Ciò che cercavo di ottenere, lasciandole lottare, era che una delle due si arrendesse e cedesse il passo, creando in tal modo un nuovo equilibrio dopo lo sbilanciamento causato dall'arrivo di Ics. Ma molte persone che incontravo e che assistevano ai combattimenti non gradivano il mio 'laissez-faire', teso alla ridefinizione di una leadership che doveva necessariamente passare attraverso la resa di uno dei due animali.
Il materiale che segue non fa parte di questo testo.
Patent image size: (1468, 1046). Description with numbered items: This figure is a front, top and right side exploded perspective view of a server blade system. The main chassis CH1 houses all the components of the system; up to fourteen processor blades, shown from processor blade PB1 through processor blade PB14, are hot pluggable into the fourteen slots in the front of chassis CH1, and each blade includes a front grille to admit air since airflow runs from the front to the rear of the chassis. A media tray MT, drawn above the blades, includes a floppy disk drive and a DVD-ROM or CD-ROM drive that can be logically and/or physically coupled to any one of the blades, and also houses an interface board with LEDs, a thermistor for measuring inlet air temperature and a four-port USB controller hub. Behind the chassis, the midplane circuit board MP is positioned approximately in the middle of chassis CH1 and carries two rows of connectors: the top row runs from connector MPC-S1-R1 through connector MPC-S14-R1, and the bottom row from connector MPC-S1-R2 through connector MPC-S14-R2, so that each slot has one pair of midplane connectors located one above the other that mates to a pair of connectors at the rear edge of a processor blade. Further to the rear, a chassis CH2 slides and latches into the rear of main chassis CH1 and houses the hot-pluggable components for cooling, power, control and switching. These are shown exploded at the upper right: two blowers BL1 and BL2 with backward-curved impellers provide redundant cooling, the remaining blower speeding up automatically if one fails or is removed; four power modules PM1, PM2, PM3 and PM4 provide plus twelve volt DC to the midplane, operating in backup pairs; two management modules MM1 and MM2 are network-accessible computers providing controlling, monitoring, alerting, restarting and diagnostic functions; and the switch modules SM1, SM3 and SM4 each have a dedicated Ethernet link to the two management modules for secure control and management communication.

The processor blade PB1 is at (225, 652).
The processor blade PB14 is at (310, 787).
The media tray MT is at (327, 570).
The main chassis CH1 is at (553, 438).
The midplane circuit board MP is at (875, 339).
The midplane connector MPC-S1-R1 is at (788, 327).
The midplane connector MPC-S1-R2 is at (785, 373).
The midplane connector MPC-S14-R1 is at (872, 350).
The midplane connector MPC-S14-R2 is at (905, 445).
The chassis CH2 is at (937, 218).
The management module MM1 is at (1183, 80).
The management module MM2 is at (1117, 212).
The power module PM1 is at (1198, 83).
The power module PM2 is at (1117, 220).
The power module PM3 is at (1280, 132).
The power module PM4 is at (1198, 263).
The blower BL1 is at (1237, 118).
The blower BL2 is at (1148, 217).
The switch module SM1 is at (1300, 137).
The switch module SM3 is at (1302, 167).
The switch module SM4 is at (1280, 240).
E una volta una signora con un barboncino mi diede addirittura e gratuitamente del "maniaco" - proprio così mi definì - come se mi divertissi a veder soffrire quegli animali, non sapendo invece che un mio precedente tentativo di separare i due combattenti non aveva prodotto altro esito se non quello di provocare lunghe lacerazioni sulla pelle dei cani, nonché una sorta di scompenso cardiaco al sottoscritto per aver sollevato in aria e lanciato lontano, a più riprese, prima l'uno e poi l'altro animale.
Tutta questa abbondantissima e curiosa premessa non ha altro scopo se non quello di accennare a ciò che ho osservato l'altro giorno riguardo il rapporto, ancora agli albori, dei miei due figli, di quattro anni e otto mesi il primo e di un anno e un mese il secondo. La fratellanza o la fraternità, a seconda dell'angolazione dalla quale si voglia guardare questa relazione ovvero dal punto di vista della mera consanguineità oppure dell'amore fraterno, ai suoi inizi almeno, a quanto mi pare, ha assunto una connotazione di conflittualità 'canina'. E non mi riferisco alle normali manifestazioni di gelosia del primogenito per il secondo, ma a quelle molto più istintive e per nulla razionali di quest'ultimo verso il fratello maggiore. Il quale, per farla breve, qualche sera fa, di punto in bianco, si è sollevato dal pavimento, dove stava giocando e con la manina ha cominciato a picchiare Dodokko sul volto, senza un motivo apparente, mentre quest'ultimo se ne stava seduto tranquillamente vicino a me a guardare la televisione.
Ecco, non so se sia stata una forzatura fatta dal mio cervello - l'ho detto all'inizio che ho un'impostazione mentale più da etologo che da psicologo - ma questa scena mi ha fatto ritornare con la memoria alla vicenda di Ics e Minnie e della loro lotta per la leadership iniziata con l'ingresso in casa dell'ultima arrivata. Chissà se ultimamente tra i fratelli non stia accadendo qualcosa di analogo a ciò che successe fra i miei cani alcuni anni fa.